A campanha de Flávio Bolsonaro formou um grupo de estudo para analisar mudanças na reforma tributária. Segundo o coordenador político do candidato, senador Rogério Marinho (PL-RN), a ideia é que o grupo consiga formular sugestões de mudanças ainda no primeiro semestre de 2027, caso Flávio seja empossado presidente.

Além de uma transição mais curta, a equipe de Flávio Bolsonaro analisa uma revisão nos setores que terão alívio na carga tributária, como outra forma de redução de subsídios. Não há detalhes sobre quais setores seriam excluídos ou mantidos das exceções.

O plano de governo de Flávio critica a taxa prevista para o Imposto sobre Valor Agregado (IVA), calculada com base nas regras aprovadas.

“O Brasil caminha para ter um dos maiores impostos sobre valor agregado (IVA) do mundo, projetado em torno de 30%, contra uma média de 19% nos países da OCDE, e menos ainda em vários vizinhos”, afirma o documento publicado na semana passada. “Isso porque a reforma tributária aprovada pela atual gestão foi entregue ao sabor dos lobbies.”

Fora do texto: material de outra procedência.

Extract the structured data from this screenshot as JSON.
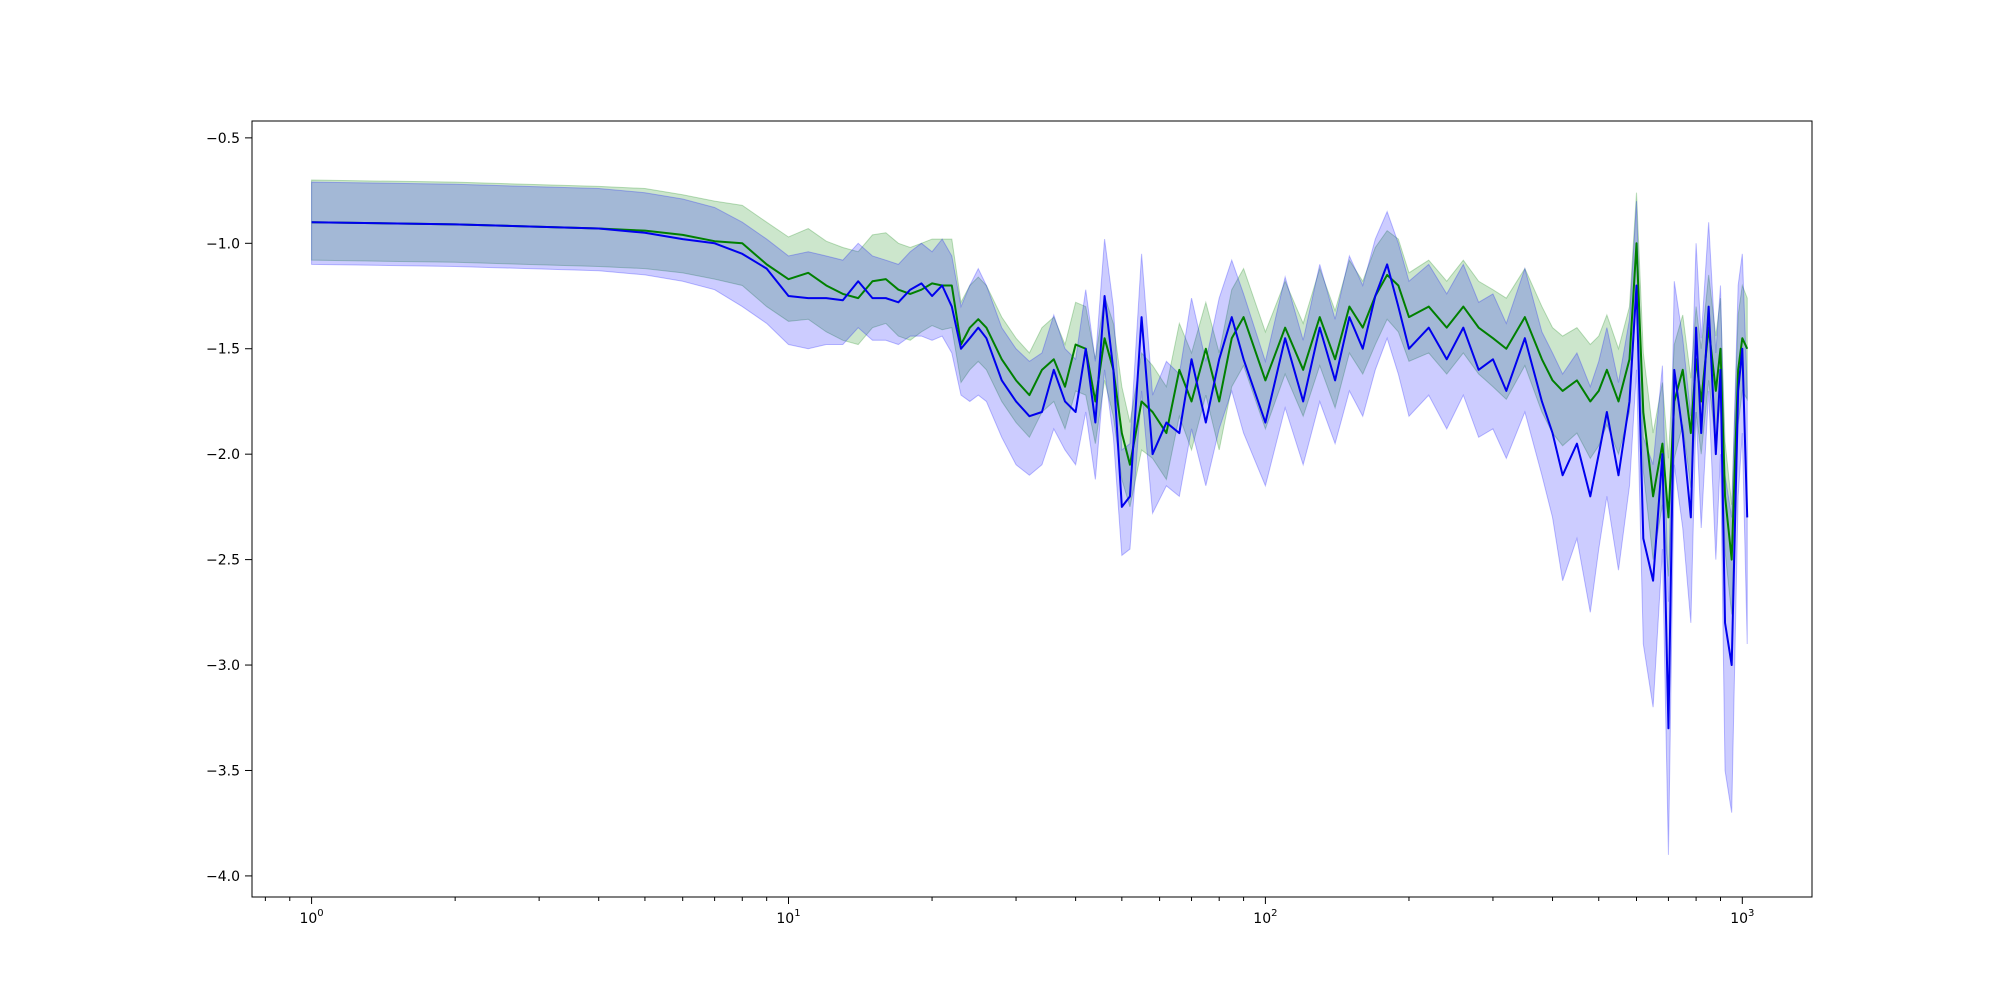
{
  "chart_data": {
    "type": "line",
    "title": "",
    "xlabel": "",
    "ylabel": "",
    "xscale": "log",
    "xlim": [
      0.75,
      1400
    ],
    "ylim": [
      -4.1,
      -0.42
    ],
    "grid": false,
    "legend": "none",
    "x_major_ticks": [
      {
        "value": 1,
        "base": "10",
        "exp": "0"
      },
      {
        "value": 10,
        "base": "10",
        "exp": "1"
      },
      {
        "value": 100,
        "base": "10",
        "exp": "2"
      },
      {
        "value": 1000,
        "base": "10",
        "exp": "3"
      }
    ],
    "y_ticks": [
      {
        "value": -0.5,
        "label": "−0.5"
      },
      {
        "value": -1.0,
        "label": "−1.0"
      },
      {
        "value": -1.5,
        "label": "−1.5"
      },
      {
        "value": -2.0,
        "label": "−2.0"
      },
      {
        "value": -2.5,
        "label": "−2.5"
      },
      {
        "value": -3.0,
        "label": "−3.0"
      },
      {
        "value": -3.5,
        "label": "−3.5"
      },
      {
        "value": -4.0,
        "label": "−4.0"
      }
    ],
    "series": [
      {
        "color": "#008000",
        "band_color": "#008000",
        "band_opacity": 0.2,
        "x": [
          1,
          2,
          4,
          5,
          6,
          7,
          8,
          9,
          10,
          11,
          12,
          13,
          14,
          15,
          16,
          17,
          18,
          19,
          20,
          21,
          22,
          23,
          24,
          25,
          26,
          28,
          30,
          32,
          34,
          36,
          38,
          40,
          42,
          44,
          46,
          48,
          50,
          52,
          55,
          58,
          62,
          66,
          70,
          75,
          80,
          85,
          90,
          100,
          110,
          120,
          130,
          140,
          150,
          160,
          170,
          180,
          190,
          200,
          220,
          240,
          260,
          280,
          300,
          320,
          350,
          380,
          400,
          420,
          450,
          480,
          500,
          520,
          550,
          580,
          600,
          620,
          650,
          680,
          700,
          720,
          750,
          780,
          800,
          820,
          850,
          880,
          900,
          920,
          950,
          980,
          1000,
          1024
        ],
        "y": [
          -0.9,
          -0.91,
          -0.93,
          -0.94,
          -0.96,
          -0.99,
          -1.0,
          -1.1,
          -1.17,
          -1.14,
          -1.2,
          -1.24,
          -1.26,
          -1.18,
          -1.17,
          -1.22,
          -1.24,
          -1.22,
          -1.19,
          -1.2,
          -1.2,
          -1.48,
          -1.4,
          -1.36,
          -1.4,
          -1.55,
          -1.65,
          -1.72,
          -1.6,
          -1.55,
          -1.68,
          -1.48,
          -1.5,
          -1.75,
          -1.45,
          -1.6,
          -1.9,
          -2.05,
          -1.75,
          -1.8,
          -1.9,
          -1.6,
          -1.75,
          -1.5,
          -1.75,
          -1.45,
          -1.35,
          -1.65,
          -1.4,
          -1.6,
          -1.35,
          -1.55,
          -1.3,
          -1.4,
          -1.25,
          -1.15,
          -1.2,
          -1.35,
          -1.3,
          -1.4,
          -1.3,
          -1.4,
          -1.45,
          -1.5,
          -1.35,
          -1.55,
          -1.65,
          -1.7,
          -1.65,
          -1.75,
          -1.7,
          -1.6,
          -1.75,
          -1.55,
          -1.0,
          -1.8,
          -2.2,
          -1.95,
          -2.3,
          -1.75,
          -1.6,
          -1.9,
          -1.55,
          -1.75,
          -1.4,
          -1.7,
          -1.5,
          -2.2,
          -2.5,
          -1.6,
          -1.45,
          -1.5
        ],
        "y_lo": [
          -1.08,
          -1.09,
          -1.11,
          -1.12,
          -1.14,
          -1.17,
          -1.2,
          -1.3,
          -1.37,
          -1.36,
          -1.42,
          -1.46,
          -1.48,
          -1.4,
          -1.38,
          -1.44,
          -1.46,
          -1.42,
          -1.39,
          -1.41,
          -1.4,
          -1.66,
          -1.6,
          -1.56,
          -1.6,
          -1.75,
          -1.85,
          -1.92,
          -1.8,
          -1.75,
          -1.88,
          -1.7,
          -1.72,
          -1.95,
          -1.65,
          -1.82,
          -2.12,
          -2.25,
          -1.98,
          -2.02,
          -2.12,
          -1.82,
          -1.98,
          -1.72,
          -1.98,
          -1.68,
          -1.58,
          -1.88,
          -1.62,
          -1.82,
          -1.58,
          -1.78,
          -1.52,
          -1.62,
          -1.48,
          -1.36,
          -1.42,
          -1.56,
          -1.52,
          -1.62,
          -1.52,
          -1.62,
          -1.68,
          -1.74,
          -1.58,
          -1.8,
          -1.9,
          -1.96,
          -1.9,
          -2.02,
          -1.96,
          -1.86,
          -2.0,
          -1.8,
          -1.24,
          -2.08,
          -2.5,
          -2.24,
          -2.58,
          -2.02,
          -1.86,
          -2.16,
          -1.8,
          -2.0,
          -1.65,
          -1.96,
          -1.74,
          -2.46,
          -2.76,
          -1.86,
          -1.7,
          -1.74
        ],
        "y_hi": [
          -0.7,
          -0.71,
          -0.73,
          -0.74,
          -0.77,
          -0.8,
          -0.82,
          -0.9,
          -0.97,
          -0.93,
          -0.99,
          -1.02,
          -1.04,
          -0.96,
          -0.95,
          -1.0,
          -1.02,
          -1.0,
          -0.98,
          -0.98,
          -0.98,
          -1.28,
          -1.2,
          -1.16,
          -1.2,
          -1.35,
          -1.45,
          -1.52,
          -1.4,
          -1.35,
          -1.48,
          -1.28,
          -1.3,
          -1.55,
          -1.25,
          -1.38,
          -1.68,
          -1.85,
          -1.52,
          -1.58,
          -1.68,
          -1.38,
          -1.52,
          -1.28,
          -1.52,
          -1.22,
          -1.12,
          -1.42,
          -1.18,
          -1.38,
          -1.12,
          -1.32,
          -1.08,
          -1.18,
          -1.02,
          -0.94,
          -0.98,
          -1.14,
          -1.08,
          -1.18,
          -1.08,
          -1.18,
          -1.22,
          -1.26,
          -1.12,
          -1.3,
          -1.4,
          -1.44,
          -1.4,
          -1.48,
          -1.44,
          -1.34,
          -1.5,
          -1.3,
          -0.76,
          -1.52,
          -1.9,
          -1.66,
          -2.02,
          -1.48,
          -1.34,
          -1.64,
          -1.3,
          -1.5,
          -1.15,
          -1.44,
          -1.26,
          -1.94,
          -2.24,
          -1.34,
          -1.2,
          -1.26
        ]
      },
      {
        "color": "#0000ee",
        "band_color": "#0000ff",
        "band_opacity": 0.2,
        "x": [
          1,
          2,
          4,
          5,
          6,
          7,
          8,
          9,
          10,
          11,
          12,
          13,
          14,
          15,
          16,
          17,
          18,
          19,
          20,
          21,
          22,
          23,
          24,
          25,
          26,
          28,
          30,
          32,
          34,
          36,
          38,
          40,
          42,
          44,
          46,
          48,
          50,
          52,
          55,
          58,
          62,
          66,
          70,
          75,
          80,
          85,
          90,
          100,
          110,
          120,
          130,
          140,
          150,
          160,
          170,
          180,
          190,
          200,
          220,
          240,
          260,
          280,
          300,
          320,
          350,
          380,
          400,
          420,
          450,
          480,
          500,
          520,
          550,
          580,
          600,
          620,
          650,
          680,
          700,
          720,
          750,
          780,
          800,
          820,
          850,
          880,
          900,
          920,
          950,
          980,
          1000,
          1024
        ],
        "y": [
          -0.9,
          -0.91,
          -0.93,
          -0.95,
          -0.98,
          -1.0,
          -1.05,
          -1.12,
          -1.25,
          -1.26,
          -1.26,
          -1.27,
          -1.18,
          -1.26,
          -1.26,
          -1.28,
          -1.22,
          -1.19,
          -1.25,
          -1.2,
          -1.3,
          -1.5,
          -1.45,
          -1.4,
          -1.45,
          -1.65,
          -1.75,
          -1.82,
          -1.8,
          -1.6,
          -1.75,
          -1.8,
          -1.5,
          -1.85,
          -1.25,
          -1.6,
          -2.25,
          -2.2,
          -1.35,
          -2.0,
          -1.85,
          -1.9,
          -1.55,
          -1.85,
          -1.55,
          -1.35,
          -1.55,
          -1.85,
          -1.45,
          -1.75,
          -1.4,
          -1.65,
          -1.35,
          -1.5,
          -1.25,
          -1.1,
          -1.3,
          -1.5,
          -1.4,
          -1.55,
          -1.4,
          -1.6,
          -1.55,
          -1.7,
          -1.45,
          -1.75,
          -1.9,
          -2.1,
          -1.95,
          -2.2,
          -2.0,
          -1.8,
          -2.1,
          -1.75,
          -1.2,
          -2.4,
          -2.6,
          -2.0,
          -3.3,
          -1.6,
          -1.9,
          -2.3,
          -1.4,
          -1.9,
          -1.3,
          -2.0,
          -1.6,
          -2.8,
          -3.0,
          -1.7,
          -1.5,
          -2.3
        ],
        "y_lo": [
          -1.1,
          -1.11,
          -1.13,
          -1.15,
          -1.18,
          -1.22,
          -1.3,
          -1.38,
          -1.48,
          -1.5,
          -1.48,
          -1.48,
          -1.4,
          -1.46,
          -1.46,
          -1.48,
          -1.44,
          -1.44,
          -1.46,
          -1.44,
          -1.52,
          -1.72,
          -1.75,
          -1.72,
          -1.75,
          -1.92,
          -2.05,
          -2.1,
          -2.05,
          -1.88,
          -1.98,
          -2.05,
          -1.8,
          -2.12,
          -1.6,
          -1.92,
          -2.48,
          -2.45,
          -1.7,
          -2.28,
          -2.15,
          -2.2,
          -1.88,
          -2.15,
          -1.88,
          -1.7,
          -1.9,
          -2.15,
          -1.78,
          -2.05,
          -1.75,
          -1.95,
          -1.7,
          -1.82,
          -1.6,
          -1.45,
          -1.62,
          -1.82,
          -1.72,
          -1.88,
          -1.72,
          -1.92,
          -1.88,
          -2.02,
          -1.8,
          -2.1,
          -2.3,
          -2.6,
          -2.4,
          -2.75,
          -2.45,
          -2.2,
          -2.55,
          -2.15,
          -1.6,
          -2.9,
          -3.2,
          -2.45,
          -3.9,
          -2.05,
          -2.35,
          -2.8,
          -1.8,
          -2.35,
          -1.7,
          -2.5,
          -2.0,
          -3.5,
          -3.7,
          -2.2,
          -1.9,
          -2.9
        ],
        "y_hi": [
          -0.71,
          -0.72,
          -0.74,
          -0.76,
          -0.79,
          -0.83,
          -0.9,
          -0.98,
          -1.06,
          -1.04,
          -1.06,
          -1.08,
          -1.0,
          -1.06,
          -1.08,
          -1.1,
          -1.04,
          -1.0,
          -1.04,
          -0.98,
          -1.06,
          -1.3,
          -1.2,
          -1.12,
          -1.2,
          -1.4,
          -1.5,
          -1.56,
          -1.52,
          -1.34,
          -1.5,
          -1.55,
          -1.22,
          -1.56,
          -0.98,
          -1.3,
          -1.98,
          -1.95,
          -1.05,
          -1.72,
          -1.56,
          -1.62,
          -1.26,
          -1.56,
          -1.26,
          -1.08,
          -1.24,
          -1.56,
          -1.16,
          -1.46,
          -1.1,
          -1.36,
          -1.06,
          -1.2,
          -0.98,
          -0.85,
          -1.0,
          -1.18,
          -1.1,
          -1.24,
          -1.1,
          -1.28,
          -1.24,
          -1.38,
          -1.12,
          -1.42,
          -1.52,
          -1.62,
          -1.52,
          -1.68,
          -1.56,
          -1.4,
          -1.66,
          -1.36,
          -0.8,
          -1.92,
          -2.05,
          -1.58,
          -2.7,
          -1.18,
          -1.45,
          -1.82,
          -1.0,
          -1.45,
          -0.9,
          -1.52,
          -1.2,
          -2.1,
          -2.3,
          -1.2,
          -1.05,
          -1.7
        ]
      }
    ]
  }
}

Ontem, 28, durante um evento em Brasília, Marinho citou que estudos do Instituto Fiscal Independente (IFI) calculam que, se não houvesse subsídios, o IVA estaria em 21%.

Modulação do discurso contra a reforma

Flávio Bolsonaro defendeu várias vezes a suspensão das novas regras, com o objetivo de dar tempo para formular normas que, segundo ele, garantiriam neutralidade.

“Vamos suspender a reforma tributária por pelo menos um ano, porque vamos fazer uma reforma tributária que, de verdade, simplifique todo esse aparato que nós temos de tributos do Brasil, mas que seja uma redução de carga tributária”, disse Flávio em junho.

O candidato e integrantes de sua equipe, no entanto, passaram a reduzir as críticas contra a reforma tributária e deixaram de falar em suspensão. O plano de governo do senador, por exemplo, fala em “revisão e o redimensionamento da reforma tributária em curso”.

“O que vamos fazer no primeiro dia de governo: vamos nos debruçar sobre a reforma. Não é para paralisar a reforma, não é acabar a reforma. A reforma é necessária. Mas para corrigir suas distorções. Nós vamos passar seis meses debruçados sobre esse processo, para apresentarmos as correções necessárias”, disse Marinho ontem, 18, durante evento promovido pela União Nacional de Entidades do Comércio e Serviços (Unecs), em Brasília.